Ces nobles paroles, dans lesquelles le patriotisme le plus sincère ne nuisait point à l'humanité, car on peut concilier ces deux sentiments dans un cœur généreux, produisirent un grand effet sur le Parlement d'Angleterre. On avait singulièrement exagéré les progrès de notre industrie et de notre marine. L'une et l'autre, sans doute, commençaient à renaître; mais on disait fait et accompli, ce qui était à peine commencé; et ces exagérations, rapportées par le haut commerce, s'étaient répandues d'une manière funeste dans toutes les classes de la nation britannique. Les paroles éloquentes et sensées de M. Fox vinrent atténuer à propos ces exagérations, et furent écoutées avec fruit, quoiqu'il blessât les sympathies nationales. D'ailleurs, bien qu'on fût mécontent, alarmé de notre grandeur, on ne voulait pas encore la guerre. Le parti Grenville et Windham s'était compromis par sa violence. M. Fox s'était honoré en prêtant appui au cabinet. On le croyait rapproché du pouvoir par cette conduite toute nouvelle. On prétendait qu'il devait renforcer bientôt ce faible ministère, qui avait joué dans les débats un rôle médiocre et incertain, approuvant ce qui se disait pour la paix, sans oser le dire lui-même. Du reste, l'adresse proposée en réponse au discours de la couronne fut votée sans amendements; les subsides furent votés de même. Pour un certain temps, les ministres parurent sauvés, ce qui plaisait à M. Addington, quoiqu'il fût peu ambitieux, et ce qui plaisait bien davantage à lord Hawkesbury, qui tenait beaucoup plus que M. Addington à rester ministre. Cette espèce de succès disposait ces deux hommes d'État à de meilleures relations avec la France, car ils voulaient la paix, sachant bien qu'ils n'étaient venus qu'avec la paix, et qu'ils s'en iraient avec elle.
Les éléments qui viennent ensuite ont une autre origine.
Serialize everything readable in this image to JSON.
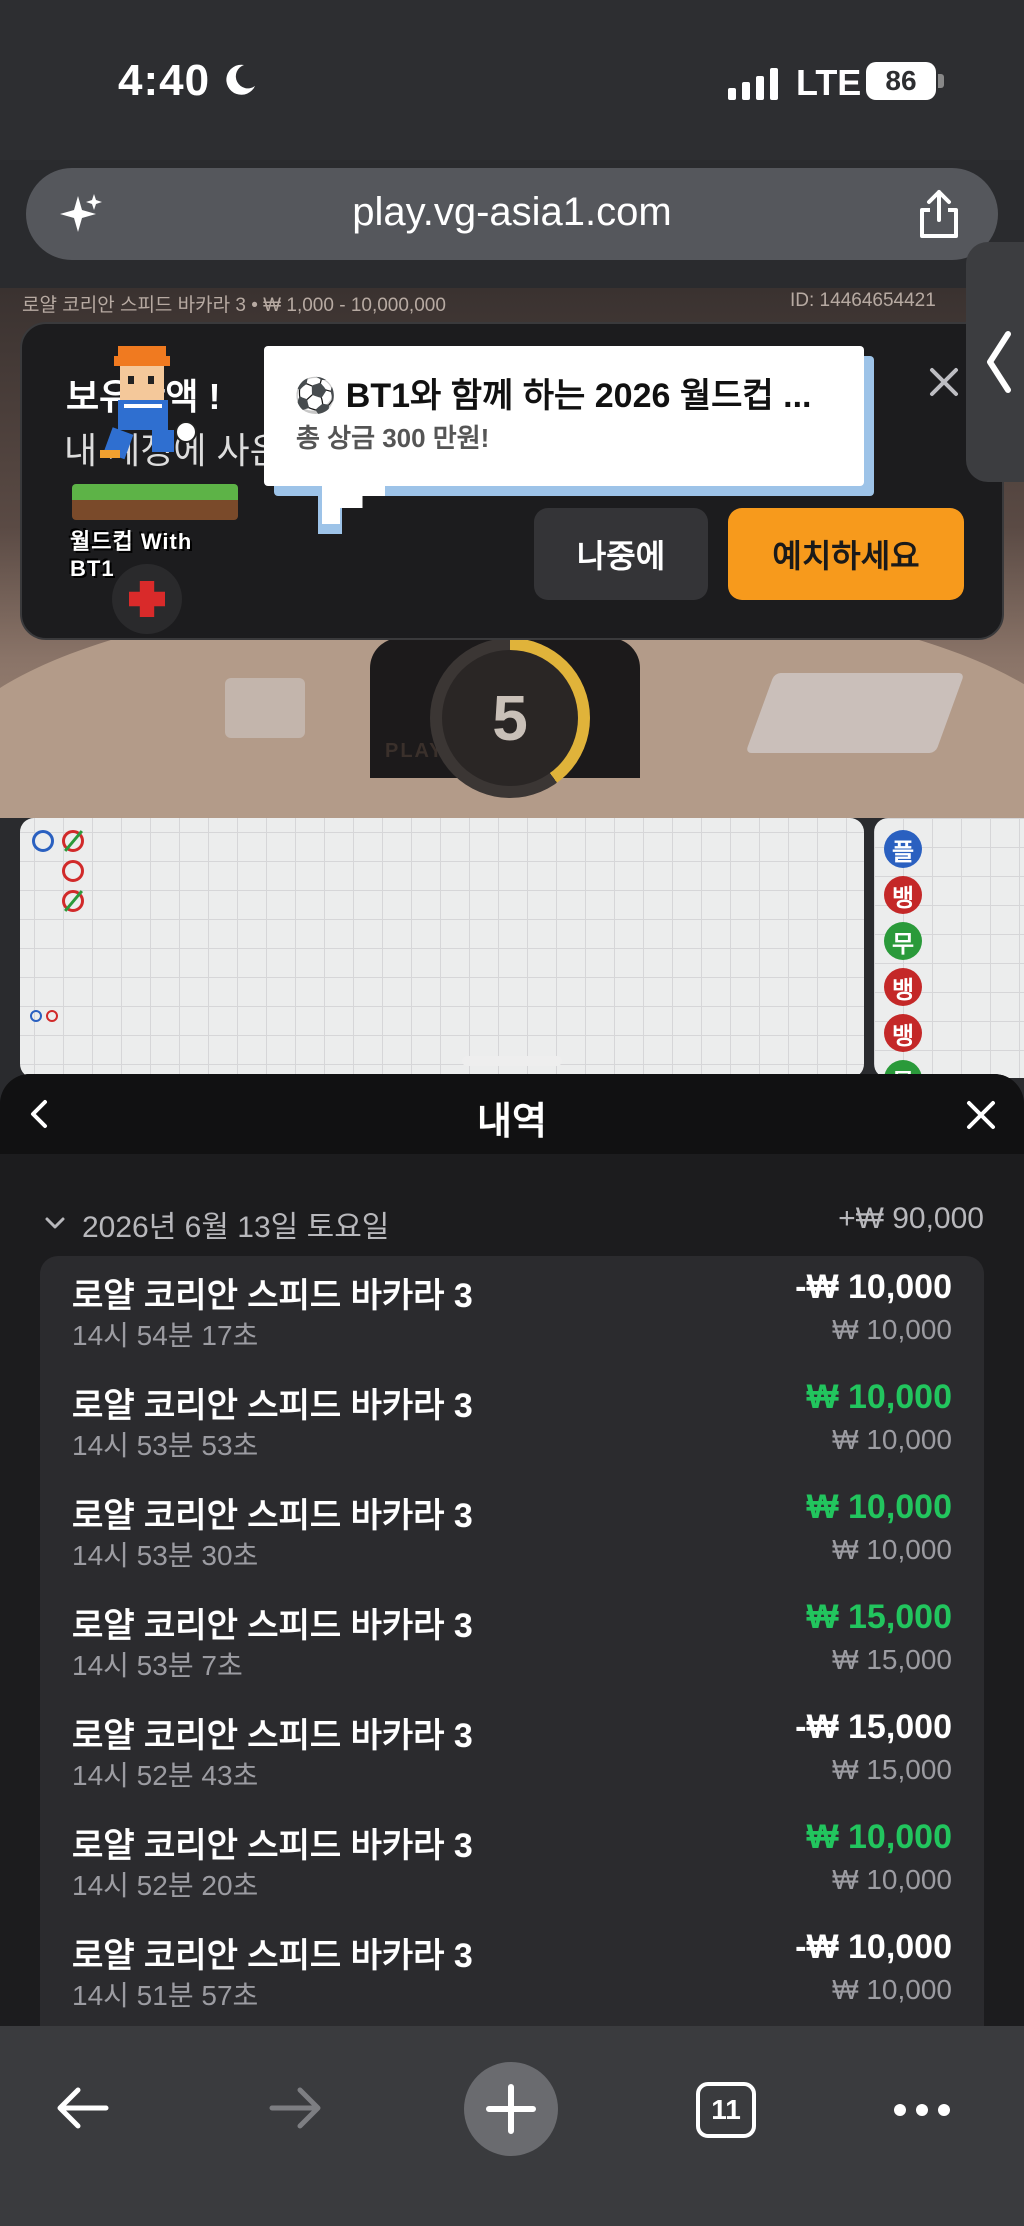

Effectivement, au premier coup de canon, M. Pitt ne pouvait manquer d'être appelé par toutes les classes de la nation à prendre les rênes du gouvernement.
Janv. 1803.
Les deux ambassadeurs se rendent à leur poste; lord Withworth part pour Paris, le général Andréossy pour Londres.
Ce qui se passait alors dans l'âme du Premier Consul.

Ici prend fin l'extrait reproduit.